Yanwei Wang, a graduate student at MIT, explains, “Imitation learning is common for household robots, but errors can accumulate if a robot blindly mimics a human’s movements. Our method enables robots to correct errors and enhance task performance.”
The research team will present their findings at the International Conference on Learning Representations in May. The study’s co-authors include graduate students Tsun-Hsuan Wang and Jiayuan Mao, postdoc Michael Hagenow, and Professor Julie Shah.
The researchers demonstrate their approach using a simple task of scooping marbles. Instead of programming a robot to mimic a continuous motion, they break the task into subtasks and use LLMs to generate logical sequences of actions for the robot to follow.

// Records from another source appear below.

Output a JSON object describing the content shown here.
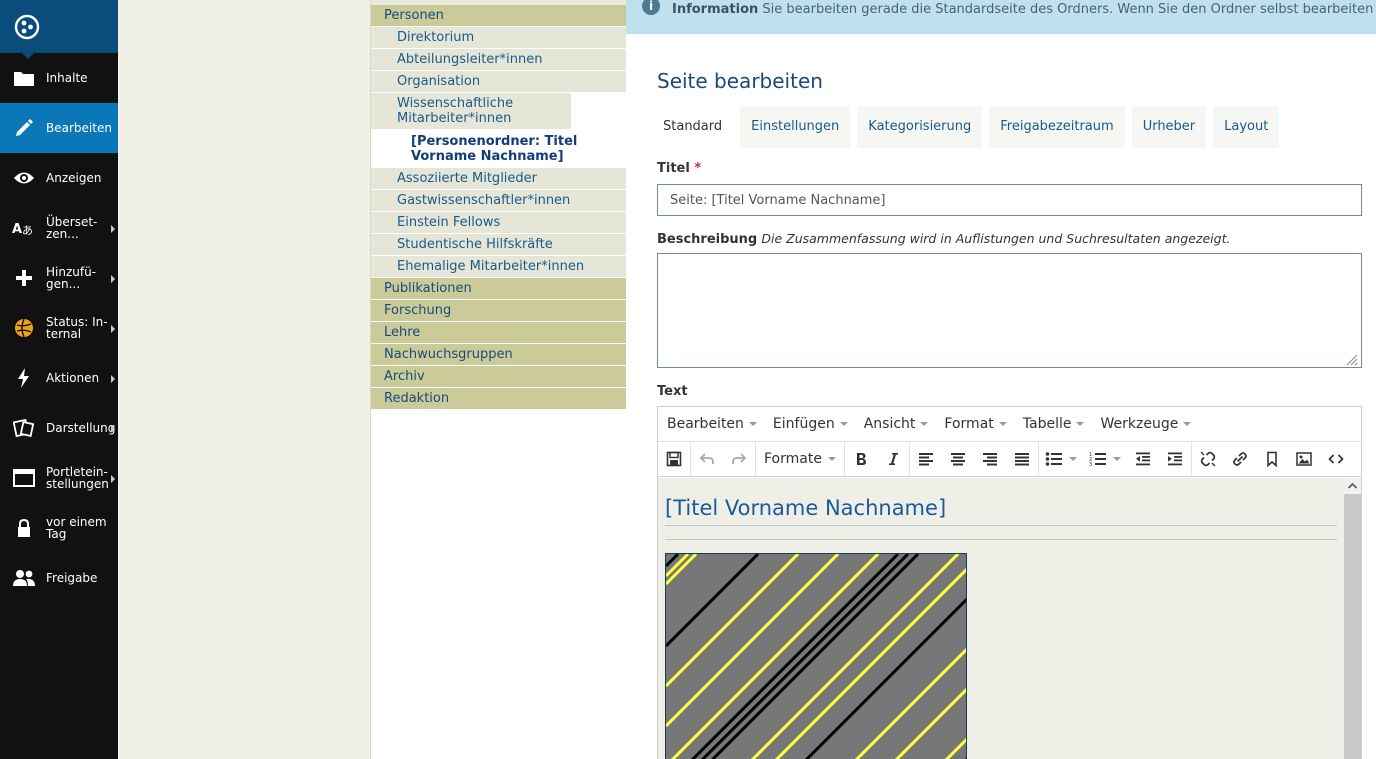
{
  "toolbar": {
    "items": [
      {
        "label": "Inhalte",
        "icon": "folder-icon",
        "active": false,
        "submenu": false
      },
      {
        "label": "Bearbeiten",
        "icon": "pencil-icon",
        "active": true,
        "submenu": false
      },
      {
        "label": "Anzeigen",
        "icon": "eye-icon",
        "active": false,
        "submenu": false
      },
      {
        "label": "Überset-\nzen...",
        "icon": "translate-icon",
        "active": false,
        "submenu": true
      },
      {
        "label": "Hinzufü-\ngen...",
        "icon": "plus-icon",
        "active": false,
        "submenu": true
      },
      {
        "label": "Status: In-\nternal",
        "icon": "status-icon",
        "active": false,
        "submenu": true
      },
      {
        "label": "Aktionen",
        "icon": "bolt-icon",
        "active": false,
        "submenu": true
      },
      {
        "label": "Darstellung",
        "icon": "display-icon",
        "active": false,
        "submenu": true
      },
      {
        "label": "Portletein-\nstellungen",
        "icon": "portlet-icon",
        "active": false,
        "submenu": true
      },
      {
        "label": "vor einem\nTag",
        "icon": "lock-icon",
        "active": false,
        "submenu": false
      },
      {
        "label": "Freigabe",
        "icon": "users-icon",
        "active": false,
        "submenu": false
      }
    ]
  },
  "nav": {
    "personen": "Personen",
    "children": [
      "Direktorium",
      "Abteilungsleiter*innen",
      "Organisation",
      "Wissenschaftliche Mitarbeiter*innen"
    ],
    "current": "[Personenordner: Titel Vorname Nachname]",
    "children_after": [
      "Assoziierte Mitglieder",
      "Gastwissenschaftler*innen",
      "Einstein Fellows",
      "Studentische Hilfskräfte",
      "Ehemalige Mitarbeiter*innen"
    ],
    "top_after": [
      "Publikationen",
      "Forschung",
      "Lehre",
      "Nachwuchsgruppen",
      "Archiv",
      "Redaktion"
    ]
  },
  "info": {
    "label": "Information",
    "text": "Sie bearbeiten gerade die Standardseite des Ordners. Wenn Sie den Ordner selbst bearbeiten"
  },
  "form": {
    "heading": "Seite bearbeiten",
    "tabs": [
      "Standard",
      "Einstellungen",
      "Kategorisierung",
      "Freigabezeitraum",
      "Urheber",
      "Layout"
    ],
    "title_label": "Titel",
    "required_mark": "*",
    "title_value": "Seite: [Titel Vorname Nachname]",
    "desc_label": "Beschreibung",
    "desc_hint": "Die Zusammenfassung wird in Auflistungen und Suchresultaten angezeigt.",
    "text_label": "Text"
  },
  "editor": {
    "menus": [
      "Bearbeiten",
      "Einfügen",
      "Ansicht",
      "Format",
      "Tabelle",
      "Werkzeuge"
    ],
    "formats_label": "Formate",
    "content_heading": "[Titel Vorname Nachname]"
  }
}
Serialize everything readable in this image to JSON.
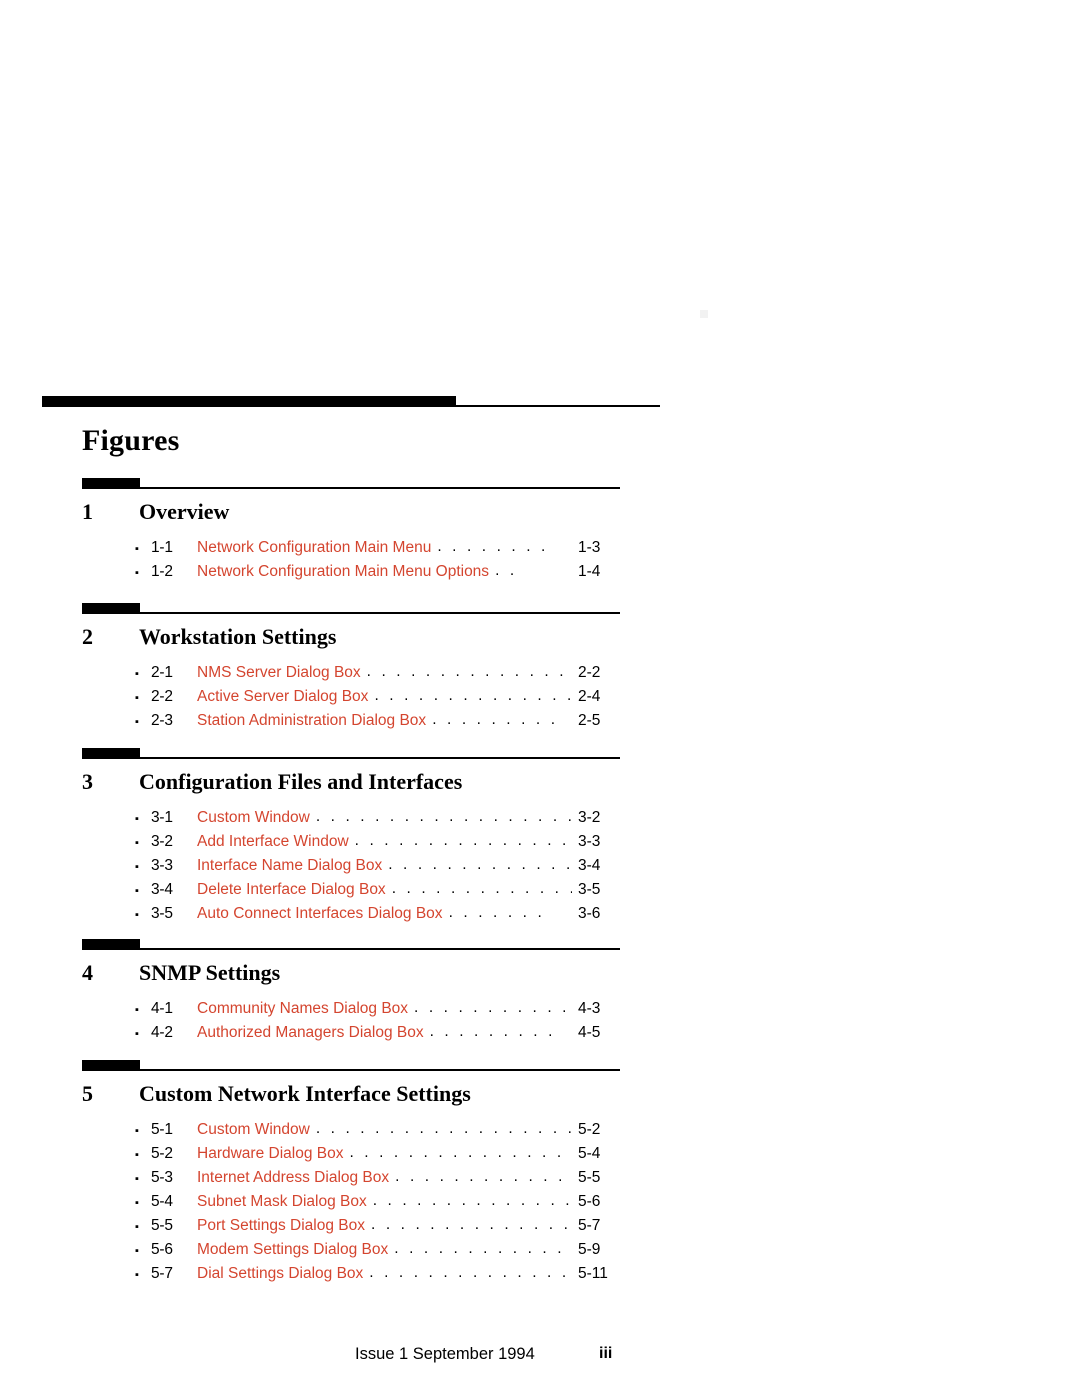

By automatically connecting an LLM’s subtask labels with the robot’s physical position, the team’s algorithm enables the robot to self-correct and complete tasks even when faced with disruptions.
The team tested their approach with a robotic arm trained to scoop marbles. The robot successfully completed the task, adjusting its movements when nudged or pushed off course, without the need for additional programming or human intervention.
Wang concludes, “Our algorithm allows household robots to perform complex tasks efficiently, even in the presence of external disturbances.”